Kasus suap yang menjerat mantan Direktur Utama PT Garuda Indonesia, Tbk, Emirsyah Satar diharapkan jadi pelajaran bagi direksi Badan Usaha Milik Negara (BUMN) lainnya. BUMN diminta dapat memberikan manfaat untuk masyarakat dan membanggakan bangsa.
"Arahan dari pak presiden, tentunya yang diutamakan bahwa tadi ada gambar pesawat Garuda, itu paling utama menurut saya, jangan sampai hal seperti ini terjadi di bawah pemerintahan Pak Jokowi, di mana yang berada dalam pengawasan menteri BUMN yang sekarang," ujar Menteri BUMN Rini Soemarno dalam arahannya ke ratusan bos BUMN di kantor pusat Pertamina, Jakarta, Rabu (25/1).Dengan percaya diri, Rini menyebut direksi yang ada di bawah naungan kementeriannya saat ini lebih baik ketimbang direksi yang dahulu. "Saya meyakini BUMN sekarang, direksinya jauh lebih baik dari direksi sebelumnya," tegasnya.
Rini juga sangat sepakat dengan pernyataan Presiden Joko Widodo dan Menteri Koordinator Bidang Perekonomian Darmin Nasution, yang menyatakan bahwa sebagai pemimpin perusahaan yang dimiliki oleh negara, BUMN memiliki tanggung jawab besar bagi bangsa.
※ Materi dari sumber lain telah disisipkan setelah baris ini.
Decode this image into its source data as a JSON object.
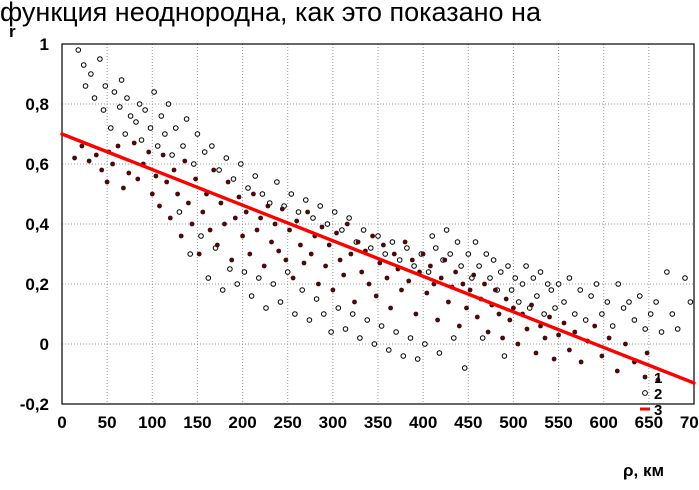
{
  "header_text": "функция неоднородна, как это показано на",
  "chart_data": {
    "type": "scatter",
    "title": "",
    "xlabel": "ρ, км",
    "ylabel": "r",
    "xlim": [
      0,
      700
    ],
    "ylim": [
      -0.2,
      1
    ],
    "x_ticks": [
      "0",
      "50",
      "100",
      "150",
      "200",
      "250",
      "300",
      "350",
      "400",
      "450",
      "500",
      "550",
      "600",
      "650",
      "700"
    ],
    "y_ticks": [
      "1",
      "0,8",
      "0,6",
      "0,4",
      "0,2",
      "0",
      "-0,2"
    ],
    "grid": true,
    "legend_position": "bottom-right",
    "colors": {
      "open_points": "#000000",
      "filled_points": "#4a0a0a",
      "trend_line": "#ff0000"
    },
    "series": [
      {
        "name": "1",
        "kind": "filled-points",
        "points": [
          [
            14,
            0.62
          ],
          [
            22,
            0.66
          ],
          [
            30,
            0.61
          ],
          [
            38,
            0.63
          ],
          [
            44,
            0.58
          ],
          [
            50,
            0.54
          ],
          [
            52,
            0.64
          ],
          [
            56,
            0.6
          ],
          [
            62,
            0.66
          ],
          [
            68,
            0.52
          ],
          [
            74,
            0.57
          ],
          [
            80,
            0.67
          ],
          [
            84,
            0.55
          ],
          [
            90,
            0.6
          ],
          [
            96,
            0.64
          ],
          [
            100,
            0.5
          ],
          [
            104,
            0.56
          ],
          [
            108,
            0.46
          ],
          [
            112,
            0.63
          ],
          [
            116,
            0.54
          ],
          [
            120,
            0.42
          ],
          [
            124,
            0.58
          ],
          [
            128,
            0.5
          ],
          [
            132,
            0.36
          ],
          [
            136,
            0.61
          ],
          [
            140,
            0.47
          ],
          [
            144,
            0.4
          ],
          [
            148,
            0.55
          ],
          [
            152,
            0.3
          ],
          [
            156,
            0.44
          ],
          [
            160,
            0.5
          ],
          [
            164,
            0.38
          ],
          [
            168,
            0.58
          ],
          [
            172,
            0.33
          ],
          [
            176,
            0.47
          ],
          [
            180,
            0.4
          ],
          [
            184,
            0.54
          ],
          [
            188,
            0.28
          ],
          [
            192,
            0.42
          ],
          [
            196,
            0.49
          ],
          [
            200,
            0.36
          ],
          [
            204,
            0.44
          ],
          [
            208,
            0.3
          ],
          [
            212,
            0.5
          ],
          [
            216,
            0.38
          ],
          [
            220,
            0.42
          ],
          [
            224,
            0.26
          ],
          [
            228,
            0.46
          ],
          [
            232,
            0.34
          ],
          [
            236,
            0.4
          ],
          [
            240,
            0.31
          ],
          [
            244,
            0.45
          ],
          [
            248,
            0.28
          ],
          [
            252,
            0.38
          ],
          [
            256,
            0.22
          ],
          [
            260,
            0.41
          ],
          [
            264,
            0.33
          ],
          [
            268,
            0.27
          ],
          [
            272,
            0.44
          ],
          [
            276,
            0.3
          ],
          [
            280,
            0.36
          ],
          [
            284,
            0.2
          ],
          [
            288,
            0.39
          ],
          [
            292,
            0.26
          ],
          [
            296,
            0.33
          ],
          [
            300,
            0.18
          ],
          [
            304,
            0.37
          ],
          [
            308,
            0.28
          ],
          [
            312,
            0.23
          ],
          [
            316,
            0.4
          ],
          [
            320,
            0.3
          ],
          [
            324,
            0.14
          ],
          [
            328,
            0.34
          ],
          [
            332,
            0.24
          ],
          [
            336,
            0.31
          ],
          [
            340,
            0.2
          ],
          [
            344,
            0.36
          ],
          [
            348,
            0.16
          ],
          [
            352,
            0.27
          ],
          [
            356,
            0.33
          ],
          [
            360,
            0.22
          ],
          [
            364,
            0.12
          ],
          [
            368,
            0.3
          ],
          [
            372,
            0.25
          ],
          [
            376,
            0.18
          ],
          [
            380,
            0.34
          ],
          [
            384,
            0.21
          ],
          [
            388,
            0.28
          ],
          [
            392,
            0.1
          ],
          [
            396,
            0.24
          ],
          [
            400,
            0.3
          ],
          [
            404,
            0.17
          ],
          [
            408,
            0.26
          ],
          [
            412,
            0.2
          ],
          [
            416,
            0.08
          ],
          [
            420,
            0.22
          ],
          [
            424,
            0.28
          ],
          [
            428,
            0.14
          ],
          [
            432,
            0.19
          ],
          [
            436,
            0.24
          ],
          [
            440,
            0.06
          ],
          [
            444,
            0.2
          ],
          [
            448,
            0.12
          ],
          [
            452,
            0.18
          ],
          [
            456,
            0.23
          ],
          [
            460,
            0.09
          ],
          [
            464,
            0.15
          ],
          [
            468,
            0.2
          ],
          [
            472,
            0.04
          ],
          [
            476,
            0.13
          ],
          [
            480,
            0.18
          ],
          [
            484,
            0.1
          ],
          [
            488,
            0.02
          ],
          [
            492,
            0.15
          ],
          [
            496,
            0.08
          ],
          [
            500,
            0.12
          ],
          [
            505,
            0.0
          ],
          [
            510,
            0.1
          ],
          [
            515,
            0.05
          ],
          [
            520,
            0.13
          ],
          [
            525,
            -0.03
          ],
          [
            530,
            0.06
          ],
          [
            535,
            0.02
          ],
          [
            540,
            0.09
          ],
          [
            545,
            -0.05
          ],
          [
            550,
            0.03
          ],
          [
            556,
            0.07
          ],
          [
            562,
            -0.02
          ],
          [
            568,
            0.04
          ],
          [
            575,
            -0.06
          ],
          [
            582,
            0.01
          ],
          [
            590,
            0.06
          ],
          [
            598,
            -0.04
          ],
          [
            606,
            0.02
          ],
          [
            615,
            -0.09
          ],
          [
            624,
            0.0
          ],
          [
            634,
            -0.06
          ],
          [
            648,
            -0.03
          ],
          [
            660,
            -0.12
          ]
        ]
      },
      {
        "name": "2",
        "kind": "open-points",
        "points": [
          [
            18,
            0.98
          ],
          [
            24,
            0.93
          ],
          [
            26,
            0.86
          ],
          [
            32,
            0.9
          ],
          [
            36,
            0.82
          ],
          [
            42,
            0.95
          ],
          [
            46,
            0.78
          ],
          [
            48,
            0.86
          ],
          [
            54,
            0.72
          ],
          [
            58,
            0.84
          ],
          [
            64,
            0.79
          ],
          [
            66,
            0.88
          ],
          [
            70,
            0.7
          ],
          [
            72,
            0.82
          ],
          [
            76,
            0.76
          ],
          [
            82,
            0.74
          ],
          [
            86,
            0.8
          ],
          [
            88,
            0.68
          ],
          [
            92,
            0.78
          ],
          [
            98,
            0.72
          ],
          [
            102,
            0.84
          ],
          [
            106,
            0.66
          ],
          [
            110,
            0.76
          ],
          [
            114,
            0.7
          ],
          [
            118,
            0.8
          ],
          [
            122,
            0.63
          ],
          [
            126,
            0.72
          ],
          [
            130,
            0.44
          ],
          [
            134,
            0.66
          ],
          [
            138,
            0.75
          ],
          [
            142,
            0.3
          ],
          [
            146,
            0.6
          ],
          [
            150,
            0.7
          ],
          [
            154,
            0.36
          ],
          [
            158,
            0.64
          ],
          [
            162,
            0.22
          ],
          [
            166,
            0.66
          ],
          [
            170,
            0.32
          ],
          [
            174,
            0.58
          ],
          [
            178,
            0.18
          ],
          [
            182,
            0.62
          ],
          [
            186,
            0.25
          ],
          [
            190,
            0.55
          ],
          [
            194,
            0.2
          ],
          [
            198,
            0.6
          ],
          [
            202,
            0.24
          ],
          [
            206,
            0.52
          ],
          [
            210,
            0.16
          ],
          [
            214,
            0.56
          ],
          [
            218,
            0.22
          ],
          [
            222,
            0.5
          ],
          [
            226,
            0.12
          ],
          [
            230,
            0.47
          ],
          [
            234,
            0.2
          ],
          [
            238,
            0.54
          ],
          [
            242,
            0.14
          ],
          [
            246,
            0.46
          ],
          [
            250,
            0.24
          ],
          [
            254,
            0.5
          ],
          [
            258,
            0.1
          ],
          [
            262,
            0.44
          ],
          [
            266,
            0.18
          ],
          [
            270,
            0.48
          ],
          [
            274,
            0.08
          ],
          [
            278,
            0.42
          ],
          [
            282,
            0.15
          ],
          [
            286,
            0.46
          ],
          [
            290,
            0.1
          ],
          [
            294,
            0.4
          ],
          [
            298,
            0.04
          ],
          [
            302,
            0.44
          ],
          [
            306,
            0.12
          ],
          [
            310,
            0.38
          ],
          [
            314,
            0.05
          ],
          [
            318,
            0.42
          ],
          [
            322,
            0.1
          ],
          [
            326,
            0.34
          ],
          [
            330,
            0.02
          ],
          [
            334,
            0.38
          ],
          [
            338,
            0.08
          ],
          [
            342,
            0.32
          ],
          [
            346,
            0.0
          ],
          [
            350,
            0.36
          ],
          [
            354,
            0.06
          ],
          [
            358,
            0.3
          ],
          [
            362,
            -0.02
          ],
          [
            366,
            0.34
          ],
          [
            370,
            0.04
          ],
          [
            374,
            0.28
          ],
          [
            378,
            -0.04
          ],
          [
            382,
            0.32
          ],
          [
            386,
            0.02
          ],
          [
            390,
            0.26
          ],
          [
            394,
            -0.05
          ],
          [
            398,
            0.3
          ],
          [
            402,
            0.0
          ],
          [
            406,
            0.24
          ],
          [
            410,
            0.36
          ],
          [
            414,
            0.32
          ],
          [
            418,
            -0.03
          ],
          [
            422,
            0.28
          ],
          [
            426,
            0.38
          ],
          [
            430,
            0.3
          ],
          [
            434,
            0.02
          ],
          [
            438,
            0.34
          ],
          [
            442,
            0.26
          ],
          [
            446,
            -0.08
          ],
          [
            450,
            0.3
          ],
          [
            454,
            0.22
          ],
          [
            458,
            0.34
          ],
          [
            462,
            0.26
          ],
          [
            466,
            0.02
          ],
          [
            470,
            0.3
          ],
          [
            474,
            0.22
          ],
          [
            478,
            0.28
          ],
          [
            482,
            0.18
          ],
          [
            486,
            0.24
          ],
          [
            490,
            -0.04
          ],
          [
            494,
            0.26
          ],
          [
            498,
            0.18
          ],
          [
            502,
            0.22
          ],
          [
            506,
            0.14
          ],
          [
            510,
            0.2
          ],
          [
            514,
            0.26
          ],
          [
            518,
            0.12
          ],
          [
            522,
            0.22
          ],
          [
            526,
            0.16
          ],
          [
            530,
            0.24
          ],
          [
            534,
            0.1
          ],
          [
            538,
            0.2
          ],
          [
            542,
            0.18
          ],
          [
            546,
            0.12
          ],
          [
            550,
            0.2
          ],
          [
            556,
            0.14
          ],
          [
            562,
            0.22
          ],
          [
            568,
            0.1
          ],
          [
            574,
            0.18
          ],
          [
            580,
            0.08
          ],
          [
            586,
            0.16
          ],
          [
            592,
            0.2
          ],
          [
            598,
            0.1
          ],
          [
            604,
            0.14
          ],
          [
            610,
            0.06
          ],
          [
            616,
            0.2
          ],
          [
            622,
            0.12
          ],
          [
            628,
            0.14
          ],
          [
            634,
            0.08
          ],
          [
            640,
            0.16
          ],
          [
            646,
            0.05
          ],
          [
            652,
            0.1
          ],
          [
            658,
            0.14
          ],
          [
            664,
            0.04
          ],
          [
            670,
            0.24
          ],
          [
            676,
            0.1
          ],
          [
            682,
            0.05
          ],
          [
            690,
            0.22
          ],
          [
            696,
            0.14
          ]
        ]
      },
      {
        "name": "3",
        "kind": "regression-line",
        "points": [
          [
            0,
            0.7
          ],
          [
            700,
            -0.13
          ]
        ]
      }
    ]
  }
}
Menurutnya, saat ini BUMN masih belum bisa berbuat banyak untuk bangsa.
"Bapak presiden mengingatkan, dan menteri keuangan juga mengatakan, jika 'saya masih memimpikan', BUMN seperti yang diharapkan oleh beliau. Sedih juga rasanya, kita sudah kerja dua tahun masih 'dimimpikan'," tegasnya.
Menurut Rini, Pertamina dapat menjadi contoh bagi BUMN lainnya. Sebab, perusahaan migas milik negara ini dapat membenahi keuangannya. "Saya berterimakasih kepada Pertamina yang betul-betul bisa membenahi keuangan. Tahun 2016 ini saja Pertamina, bisa mencatat keuntungan tiga kali lipat," pungkasnya.